Another meeting planned for later this year might be affected as well, and all the federation’s school group projects have been canceled.

“We’re evaluating whether or not we can hold the Pelican Awards Celebration in early August at the Crystal Coast Civic Center, an event that normally attracts around 500 people,” Mr. Miller said.

While the federation was in a strong financial position at the beginning of the outbreak, according to the executive director, it’s still worried about the “lingering economic effects of this crisis” due to the condition of the economy and government budget deficits.

“We’re being very careful with all our costs,” he said, “and looking to maintain our work in the most cost-effective manner possible.”

Meanwhile, in Morehead City, Crystal Coast Waterkeeper Larry Baldwin said “we’re still out there,” monitoring the local coastal environment and the health of the waters.

“We’re practicing the social distancing thing,” Mr. Baldwin said. “Investigations (of reports of pollution) that would have involved more than one of us is now just me. It’s a bit more difficult to get some government agencies to respond…we’re still concerned about offshore exploration and things going on ‘behind the scenes’ with environmental protection.”

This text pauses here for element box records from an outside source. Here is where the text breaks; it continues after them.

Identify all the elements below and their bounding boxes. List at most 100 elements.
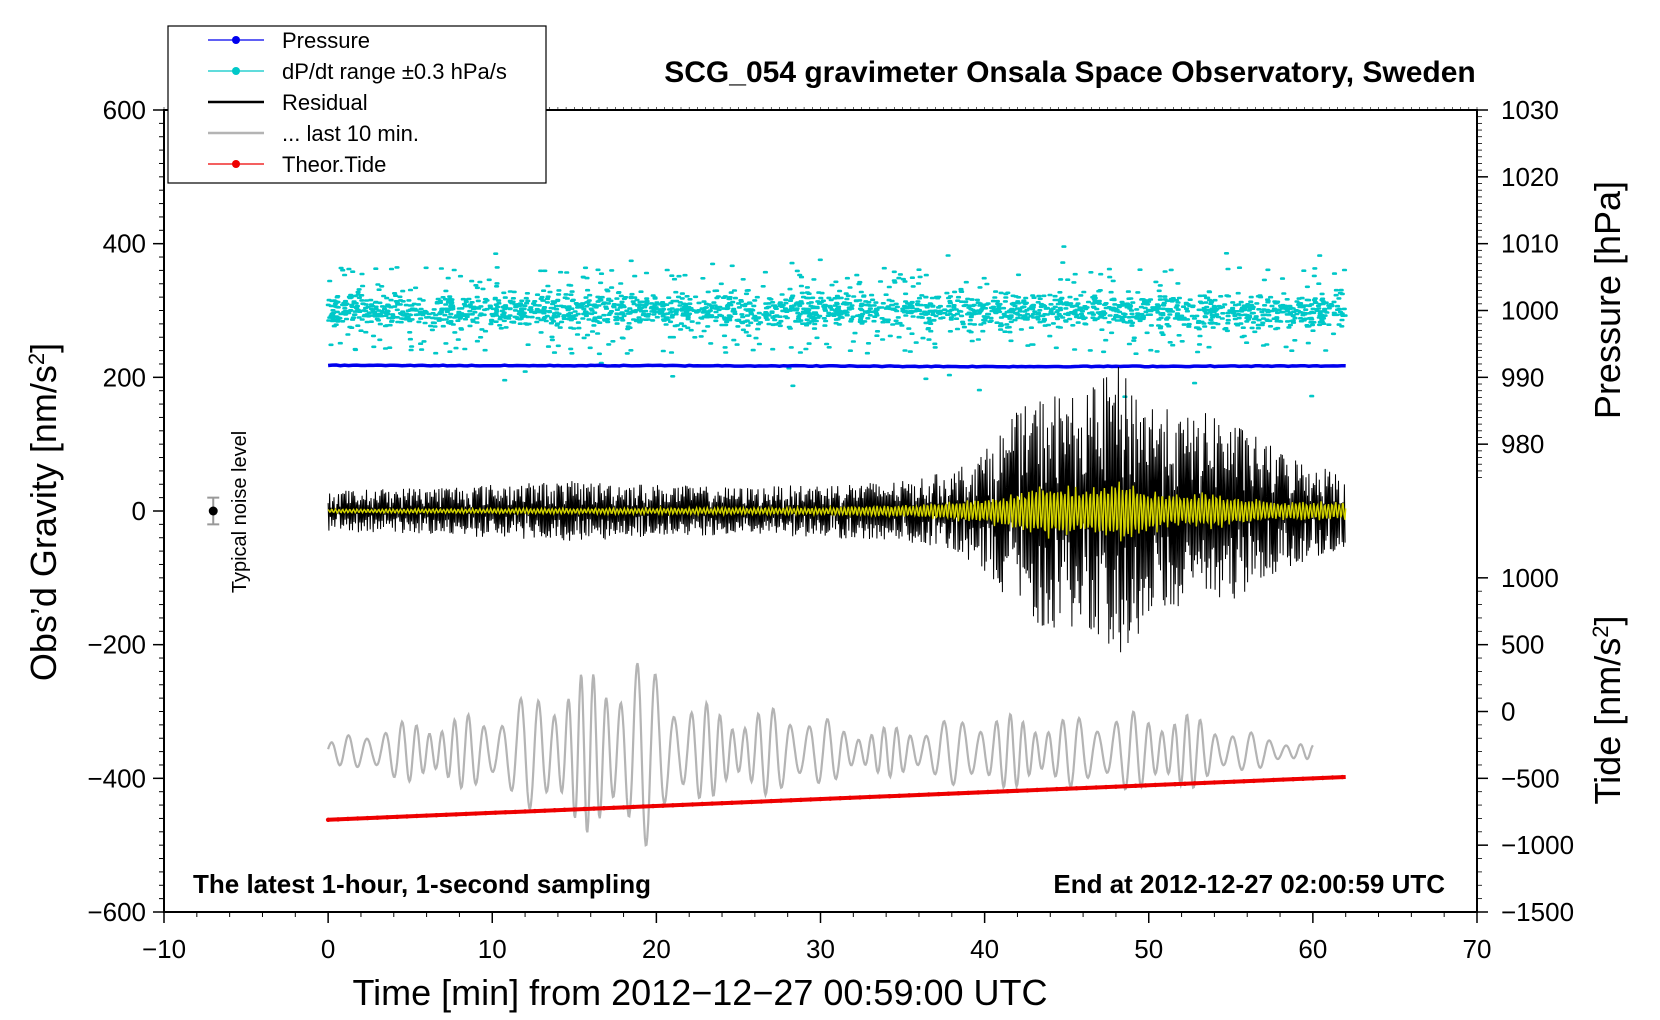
series-tide-point (522, 809, 528, 814)
series-tide-point (769, 798, 774, 804)
series-tide-point (946, 791, 951, 796)
series-tide-point (700, 801, 705, 807)
series-tide-point (1064, 786, 1069, 791)
y-axis-label: Obs’d Gravity [nm/s2] (23, 343, 64, 681)
series-tide-point (621, 805, 626, 810)
series-tide-point (473, 811, 478, 816)
series-tide-point (335, 817, 341, 822)
series-tide-point (867, 794, 872, 800)
series-tide-point (1291, 777, 1296, 782)
series-tide-point (729, 800, 735, 805)
legend-label: Pressure (282, 28, 370, 53)
series-tide-point (1261, 778, 1266, 783)
series-tide-point (1074, 786, 1079, 791)
end-time-annotation: End at 2012-12-27 02:00:59 UTC (1053, 869, 1445, 899)
series-last10-line (327, 662, 1314, 847)
series-tide-point (1034, 787, 1040, 793)
series-pressure-line (327, 363, 1346, 369)
series-residual-smoothed-line (327, 481, 1347, 542)
legend-label: Residual (282, 90, 368, 115)
series-tide-point (1113, 784, 1119, 789)
series-tide-point (857, 795, 863, 800)
series-tide-point (798, 797, 803, 803)
x-tick-label: −10 (142, 934, 186, 964)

Due to the outbreak, the federal Environmental Protection Agency has reduced its enforcement efforts. Mr. Baldwin said that’s a “big concern we’re trying to stay on top of.”

This is particularly concerning to the waterkeeper office in relation to opposing offshore oil and gas exploration. In recent years, companies have sought to conduct seismic surveys and other exploratory activities for fossil fuels off the East Coast, including off North Carolina, but local governments, organizations and individuals have voiced opposition to the proposal, citing concerns about environmental impacts.

“We remind the public our environment is an incredible natural resource,” Mr. Baldwin said. “We shouldn’t allow people to take advantage of this outbreak to circumvent environmental protection measures.”

On a more day-to-day scale, Mr. Baldwin said the waterkeeper office continues to hold cleanups using social distancing measures.

“We’re doing a lot of communication by phone and Zoom,” he said. “We’re still working to stay on top of things; it’s what the public deserves, and we appreciate the public’s support.”

Crystal Coast Riverwatch, the waterkeeper office’s parent organization, is taking part in the Global Solo Cleanup the week of Earth Day, this week. Riverwatch Executive Director Lisa Rider said Monday their environmental work “hasn’t slowed down.”  

“We’re just using different methods due to social distancing,” she said.